My training group ended with the half Ironman I did just over a week ago. Last week, I did very little of anything. This weekend, I did a good long run and a solid ride. Yesterday and today, I did absolutely nothing. This doesn’t bode well for training without a training group. It baffles me that I have the determination to do these endurance events but I lack the simple discipline to get my butt out of bed in the morning unless I’m letting someone else down by sleeping in.
Erin set up a site that, for me, turned into a training blog of sorts. See http://www.austin2imcda08.bravehost.com/taline.html. I am using it beyond what was intended, so rather than max out my word limits, I am changing venues.
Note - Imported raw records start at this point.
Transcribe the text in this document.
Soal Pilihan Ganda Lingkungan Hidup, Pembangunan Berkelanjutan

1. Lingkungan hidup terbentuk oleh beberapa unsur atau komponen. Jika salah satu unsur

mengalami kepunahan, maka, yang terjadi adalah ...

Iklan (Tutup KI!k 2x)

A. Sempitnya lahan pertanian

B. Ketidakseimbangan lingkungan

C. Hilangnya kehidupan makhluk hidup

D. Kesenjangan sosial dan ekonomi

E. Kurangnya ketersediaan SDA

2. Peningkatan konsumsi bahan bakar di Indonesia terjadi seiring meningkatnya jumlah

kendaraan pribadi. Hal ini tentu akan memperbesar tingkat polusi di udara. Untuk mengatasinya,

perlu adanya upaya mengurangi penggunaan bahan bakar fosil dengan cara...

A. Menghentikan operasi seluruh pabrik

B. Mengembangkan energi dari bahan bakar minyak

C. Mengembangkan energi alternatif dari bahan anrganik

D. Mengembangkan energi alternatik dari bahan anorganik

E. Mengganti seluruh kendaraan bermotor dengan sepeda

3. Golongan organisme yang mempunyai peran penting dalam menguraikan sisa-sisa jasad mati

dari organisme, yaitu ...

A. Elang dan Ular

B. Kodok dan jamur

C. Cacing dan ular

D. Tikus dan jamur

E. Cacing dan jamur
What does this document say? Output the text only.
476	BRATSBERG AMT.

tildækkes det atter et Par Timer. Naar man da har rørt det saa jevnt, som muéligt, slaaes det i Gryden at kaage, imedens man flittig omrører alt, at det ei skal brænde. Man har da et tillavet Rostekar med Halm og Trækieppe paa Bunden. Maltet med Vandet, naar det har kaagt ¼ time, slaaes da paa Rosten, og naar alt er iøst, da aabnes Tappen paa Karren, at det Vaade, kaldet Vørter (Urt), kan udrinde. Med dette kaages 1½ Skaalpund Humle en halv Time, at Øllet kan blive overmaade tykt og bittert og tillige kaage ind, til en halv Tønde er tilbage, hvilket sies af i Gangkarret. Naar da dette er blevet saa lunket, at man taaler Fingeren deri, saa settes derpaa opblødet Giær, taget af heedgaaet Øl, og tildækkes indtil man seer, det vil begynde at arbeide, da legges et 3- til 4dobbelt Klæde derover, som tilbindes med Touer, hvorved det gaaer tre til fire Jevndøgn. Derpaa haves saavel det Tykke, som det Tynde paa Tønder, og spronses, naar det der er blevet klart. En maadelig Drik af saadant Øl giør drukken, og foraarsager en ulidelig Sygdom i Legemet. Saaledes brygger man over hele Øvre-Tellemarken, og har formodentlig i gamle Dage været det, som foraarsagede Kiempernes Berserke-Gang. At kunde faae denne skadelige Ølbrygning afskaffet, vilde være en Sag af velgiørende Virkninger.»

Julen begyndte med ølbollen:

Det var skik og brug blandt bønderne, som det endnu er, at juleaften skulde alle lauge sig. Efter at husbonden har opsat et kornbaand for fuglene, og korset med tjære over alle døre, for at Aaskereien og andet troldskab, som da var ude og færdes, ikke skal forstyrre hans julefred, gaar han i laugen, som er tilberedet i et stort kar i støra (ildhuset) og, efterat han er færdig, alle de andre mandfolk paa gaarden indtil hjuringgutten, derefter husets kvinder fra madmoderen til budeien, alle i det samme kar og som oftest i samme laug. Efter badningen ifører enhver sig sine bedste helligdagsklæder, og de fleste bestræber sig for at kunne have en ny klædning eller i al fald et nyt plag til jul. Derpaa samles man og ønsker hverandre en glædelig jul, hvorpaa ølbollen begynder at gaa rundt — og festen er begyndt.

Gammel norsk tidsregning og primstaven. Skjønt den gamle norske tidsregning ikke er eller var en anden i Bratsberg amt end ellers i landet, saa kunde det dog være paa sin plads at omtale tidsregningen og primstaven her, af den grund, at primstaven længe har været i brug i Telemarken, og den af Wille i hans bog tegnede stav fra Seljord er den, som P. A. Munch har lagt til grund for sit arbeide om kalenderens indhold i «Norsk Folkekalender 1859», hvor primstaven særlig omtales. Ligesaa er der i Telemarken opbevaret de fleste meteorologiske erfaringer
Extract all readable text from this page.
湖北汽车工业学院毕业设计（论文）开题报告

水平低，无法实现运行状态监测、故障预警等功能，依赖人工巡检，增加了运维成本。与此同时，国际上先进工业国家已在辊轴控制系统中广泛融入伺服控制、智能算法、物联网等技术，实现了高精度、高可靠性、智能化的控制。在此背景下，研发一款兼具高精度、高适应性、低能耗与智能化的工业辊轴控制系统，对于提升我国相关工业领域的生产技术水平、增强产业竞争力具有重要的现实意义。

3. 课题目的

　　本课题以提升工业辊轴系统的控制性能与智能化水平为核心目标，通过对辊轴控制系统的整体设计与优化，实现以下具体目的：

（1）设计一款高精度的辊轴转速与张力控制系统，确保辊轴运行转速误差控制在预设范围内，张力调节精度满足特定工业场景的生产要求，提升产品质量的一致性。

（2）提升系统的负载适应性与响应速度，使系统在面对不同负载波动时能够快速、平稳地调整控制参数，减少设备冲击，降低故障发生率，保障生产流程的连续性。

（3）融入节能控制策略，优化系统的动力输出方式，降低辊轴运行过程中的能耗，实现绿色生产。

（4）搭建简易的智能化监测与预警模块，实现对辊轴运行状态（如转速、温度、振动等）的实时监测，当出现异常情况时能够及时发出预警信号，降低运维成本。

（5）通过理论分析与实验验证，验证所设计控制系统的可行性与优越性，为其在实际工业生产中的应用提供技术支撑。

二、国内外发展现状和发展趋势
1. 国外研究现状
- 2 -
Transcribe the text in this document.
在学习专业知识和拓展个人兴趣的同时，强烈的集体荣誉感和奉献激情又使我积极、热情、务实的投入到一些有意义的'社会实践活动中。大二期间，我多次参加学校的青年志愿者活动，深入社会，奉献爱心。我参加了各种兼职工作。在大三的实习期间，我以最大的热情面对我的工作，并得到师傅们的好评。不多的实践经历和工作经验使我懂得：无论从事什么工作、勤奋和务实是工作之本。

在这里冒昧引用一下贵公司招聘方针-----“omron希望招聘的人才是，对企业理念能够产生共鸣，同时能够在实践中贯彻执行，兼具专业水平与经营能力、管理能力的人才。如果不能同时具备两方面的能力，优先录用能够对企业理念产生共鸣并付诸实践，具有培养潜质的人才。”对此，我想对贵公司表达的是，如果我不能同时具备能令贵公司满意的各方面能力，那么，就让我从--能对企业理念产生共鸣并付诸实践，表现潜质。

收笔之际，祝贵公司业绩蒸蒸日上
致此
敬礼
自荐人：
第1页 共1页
It helps me to record my efforts towards Coeur d’Alene and to know that some of the people who care about me also care about this particular goal of mine. On the surface, it’s an M dot goal, but really the idea is to do something that will completely alter my view of what is within my reach. This distance is admittedly insane. I have an extremely ordinary body and no ability, except possibly in the pool, that accurately would be characterized as speed. Is desire enough? I hope so. I believe so. I have just over eight months to make it so.